Cipher wrote:Dragon Ball is the story of a kind-hearted, excitable child who uses the power of friendship to improve those around him as he grows into a dangerous obsessive who sometimes accidentally saves the world.
Depending on the version it would be one sided. If this is Pre-Ultimate Gohan, then Cell would win. If it's Ultimate Gohan, then he stomps really hard and smashes Cells head in. It would be interesting to see the banter though.
Why Dragon Ball Consistency in something such as power levels matter!
Spoiler:
Doctor. wrote:I've explained before, I'll just paraphrase myself.
Power levels establish tension and drama. People who care about them (well, people who care about them in a narrative) don't care about the big numbers or the fancy explosions. If you have character A who's so much above character B, who's the main character, you're gonna be left wondering how in the hell character B, the character we're supposed to care and root for, is going to escape the situation or overcome the odds. It makes us emotionally invested.

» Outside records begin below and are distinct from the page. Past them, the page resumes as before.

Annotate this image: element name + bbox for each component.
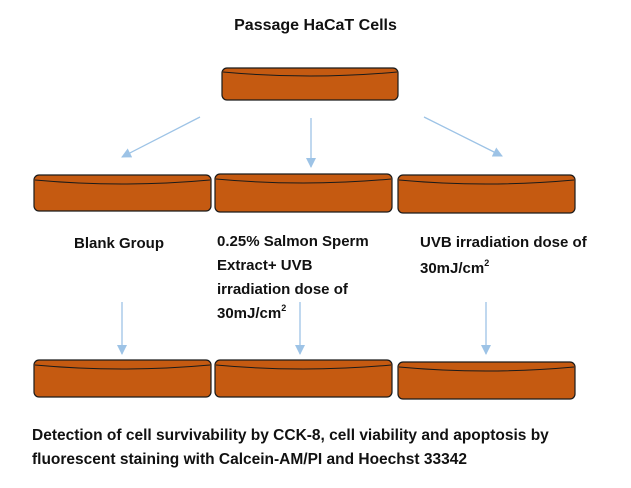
dose-value: 30mJ/cm bbox=[217, 305, 282, 322]
caption-line: Detection of cell survivability by CCK-8… bbox=[32, 427, 549, 444]
petri-dish-blank-bottom bbox=[33, 359, 212, 398]
label-line: Extract+ UVB bbox=[217, 257, 313, 274]
label-line: Blank Group bbox=[74, 235, 165, 252]
diagram-title: Passage HaCaT Cells bbox=[234, 17, 397, 34]
petri-dish-blank-top bbox=[33, 174, 212, 212]
arrow-to-uvb bbox=[423, 116, 503, 157]
label-salmon-sperm-group: 0.25% Salmon Sperm Extract+ UVB irradiat… bbox=[217, 230, 392, 326]
dose-exponent: 2 bbox=[281, 303, 287, 313]
label-line: 0.25% Salmon Sperm bbox=[217, 233, 369, 250]
label-line: UVB irradiation dose of bbox=[420, 234, 587, 251]
dose-exponent: 2 bbox=[484, 258, 490, 268]
label-line: irradiation dose of bbox=[217, 281, 348, 298]
arrow-to-blank bbox=[121, 116, 201, 158]
petri-dish-uvb-top bbox=[397, 174, 576, 214]
petri-dish-uvb-bottom bbox=[397, 361, 576, 400]
dose-value: 30mJ/cm bbox=[420, 260, 485, 277]
petri-dish-salmon-bottom bbox=[214, 359, 393, 398]
label-blank-group: Blank Group bbox=[74, 232, 164, 256]
dose-unit: 30mJ/cm2 bbox=[217, 302, 392, 326]
dose-unit: 30mJ/cm2 bbox=[420, 256, 620, 282]
caption-line: fluorescent staining with Calcein-AM/PI … bbox=[32, 451, 467, 468]
detection-caption: Detection of cell survivability by CCK-8… bbox=[32, 424, 622, 472]
petri-dish-salmon-top bbox=[214, 173, 393, 213]
source-petri-dish bbox=[221, 67, 399, 101]
label-uvb-group: UVB irradiation dose of 30mJ/cm2 bbox=[420, 230, 620, 282]
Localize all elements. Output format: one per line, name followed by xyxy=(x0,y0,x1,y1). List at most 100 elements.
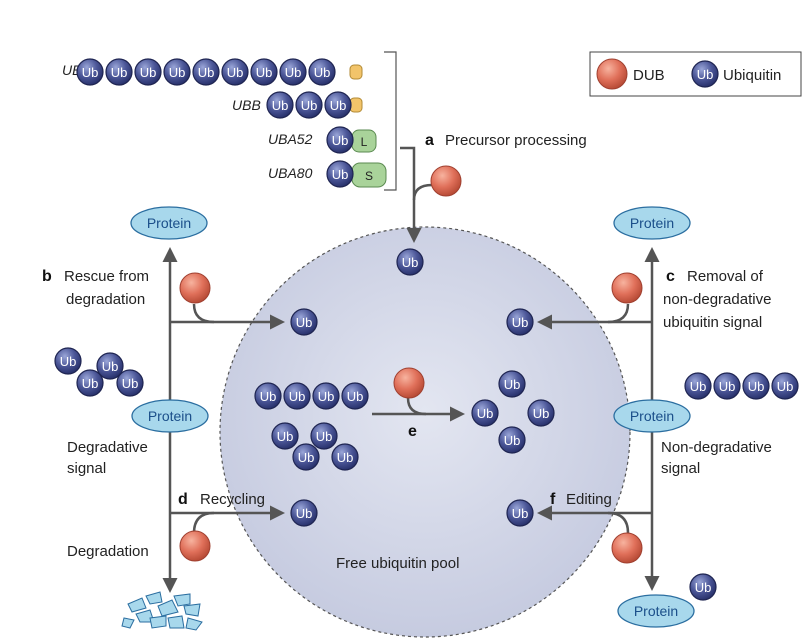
pool-free-ub: Ub xyxy=(498,426,526,454)
degradative-ub: Ub xyxy=(96,352,124,380)
ub-label: Ub xyxy=(198,65,215,80)
ub-label: Ub xyxy=(314,65,331,80)
ubc-ub: Ub xyxy=(134,58,162,86)
degradative-ub: Ub xyxy=(116,369,144,397)
ub-label: Ub xyxy=(347,389,364,404)
protein-label: Protein xyxy=(148,408,192,424)
dub-hook-c xyxy=(607,303,630,324)
step-d-text: Recycling xyxy=(200,491,265,508)
protein-mid-right: Protein xyxy=(613,399,691,433)
step-c-line1: Removal of xyxy=(687,268,764,285)
ubc-ub: Ub xyxy=(250,58,278,86)
protein-mid-left: Protein xyxy=(131,399,209,433)
ub-label: Ub xyxy=(296,506,313,521)
ubb-ub: Ub xyxy=(324,91,352,119)
legend-ubiquitin-label: Ubiquitin xyxy=(723,67,781,84)
ub-label: Ub xyxy=(260,389,277,404)
protein-label: Protein xyxy=(147,215,191,231)
gene-uba80: UBA80 xyxy=(268,165,313,181)
ub-label: Ub xyxy=(332,167,349,182)
ub-label: Ub xyxy=(298,450,315,465)
degradative-signal-line2: signal xyxy=(67,460,106,477)
pool-chain-ub: Ub xyxy=(341,382,369,410)
step-c-line3: ubiquitin signal xyxy=(663,314,762,331)
ub-label: Ub xyxy=(169,65,186,80)
pool-label: Free ubiquitin pool xyxy=(336,555,459,572)
step-c-line2: non-degradative xyxy=(663,291,771,308)
gene-uba52: UBA52 xyxy=(268,131,313,147)
dub-hook-e xyxy=(406,397,427,416)
protein-top-left: Protein xyxy=(130,206,208,240)
precursor-bracket xyxy=(384,51,397,191)
step-b-line2: degradation xyxy=(66,291,145,308)
edited-ub: Ub xyxy=(689,573,717,601)
step-f-text: Editing xyxy=(566,491,612,508)
uba80-ub: Ub xyxy=(326,160,354,188)
ubb-ub: Ub xyxy=(266,91,294,119)
gene-ubb: UBB xyxy=(232,97,261,113)
ub-label: Ub xyxy=(337,450,354,465)
pool-branch-ub: Ub xyxy=(310,422,338,450)
degradation-label: Degradation xyxy=(67,543,149,560)
ubc-ub: Ub xyxy=(192,58,220,86)
nondeg-ub: Ub xyxy=(684,372,712,400)
ub-label: Ub xyxy=(301,98,318,113)
degraded-protein-fragments xyxy=(121,591,203,631)
pool-branch-ub: Ub xyxy=(271,422,299,450)
degradative-signal-line1: Degradative xyxy=(67,439,148,456)
uba80-tag-label: S xyxy=(365,169,373,183)
released-ub-f: Ub xyxy=(506,499,534,527)
step-b-letter: b xyxy=(42,268,52,285)
pool-chain-ub: Ub xyxy=(312,382,340,410)
degradative-ub: Ub xyxy=(76,369,104,397)
dub-e-icon xyxy=(393,367,425,399)
degradative-ub: Ub xyxy=(54,347,82,375)
ub-label: Ub xyxy=(690,379,707,394)
dub-hook-b xyxy=(192,303,215,324)
ub-label: Ub xyxy=(316,429,333,444)
nondeg-signal-line2: signal xyxy=(661,460,700,477)
dub-d-icon xyxy=(179,530,211,562)
protein-bottom-right: Protein xyxy=(617,594,695,628)
ub-label: Ub xyxy=(82,376,99,391)
ub-label: Ub xyxy=(504,377,521,392)
step-a-letter: a xyxy=(425,132,434,149)
ub-label: Ub xyxy=(332,133,349,148)
arrow-a xyxy=(400,146,422,243)
legend-dub-label: DUB xyxy=(633,67,665,84)
ub-label: Ub xyxy=(695,580,712,595)
step-b-line1: Rescue from xyxy=(64,268,149,285)
pool-free-ub: Ub xyxy=(527,399,555,427)
ub-label: Ub xyxy=(256,65,273,80)
protein-label: Protein xyxy=(634,603,678,619)
dub-hook-d xyxy=(192,511,215,534)
legend-dub-icon xyxy=(596,58,628,90)
step-e-letter: e xyxy=(408,423,417,440)
ubb-ub: Ub xyxy=(295,91,323,119)
ubc-ub: Ub xyxy=(221,58,249,86)
dub-hook-f xyxy=(607,511,630,534)
step-a-text: Precursor processing xyxy=(445,132,587,149)
ub-label: Ub xyxy=(122,376,139,391)
ub-label: Ub xyxy=(512,315,529,330)
ubc-ub: Ub xyxy=(308,58,336,86)
ub-label: Ub xyxy=(60,354,77,369)
ub-label: Ub xyxy=(296,315,313,330)
ub-label: Ub xyxy=(533,406,550,421)
nondeg-signal-line1: Non-degradative xyxy=(661,439,772,456)
ub-label: Ub xyxy=(777,379,794,394)
ubc-tail xyxy=(349,64,363,80)
released-ub-b: Ub xyxy=(290,308,318,336)
dub-f-icon xyxy=(611,532,643,564)
ub-label: Ub xyxy=(512,506,529,521)
ubc-ub: Ub xyxy=(279,58,307,86)
ub-label: Ub xyxy=(82,65,99,80)
step-f-letter: f xyxy=(550,491,556,508)
ub-label: Ub xyxy=(227,65,244,80)
ubc-ub: Ub xyxy=(163,58,191,86)
ub-label: Ub xyxy=(140,65,157,80)
pool-free-ub: Ub xyxy=(471,399,499,427)
dub-a-icon xyxy=(430,165,462,197)
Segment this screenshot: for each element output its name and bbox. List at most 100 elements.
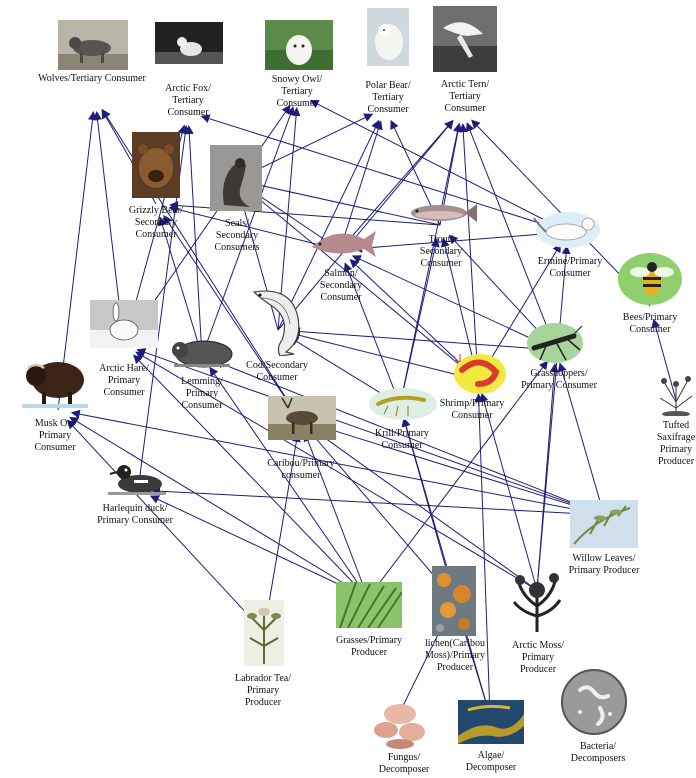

If character B doesn't escape the situation in a believable way that's consistent with previous events, then that emotional investment is gone. It was pointless tension, pointless drama made just to suck in the viewer. It has no critical value whatsoever. The audience is left believing that the author can just create whatever scenarios he wants and what happens to the characters is decided by whatever the author wants to happen, regardless of the events that happened in the story. Which, in fairness, is what happens, but the audience wants to be fooled. The audience wants to know that the world they're following has rules. That the world they're invested in isn't going to bend to external factors that are irrelevant to them.
An author can do whatever he wants with the characters, that's not false. But the author should also have the responsibility to make sure it fits in cohesively with the other events in the narrative he has created.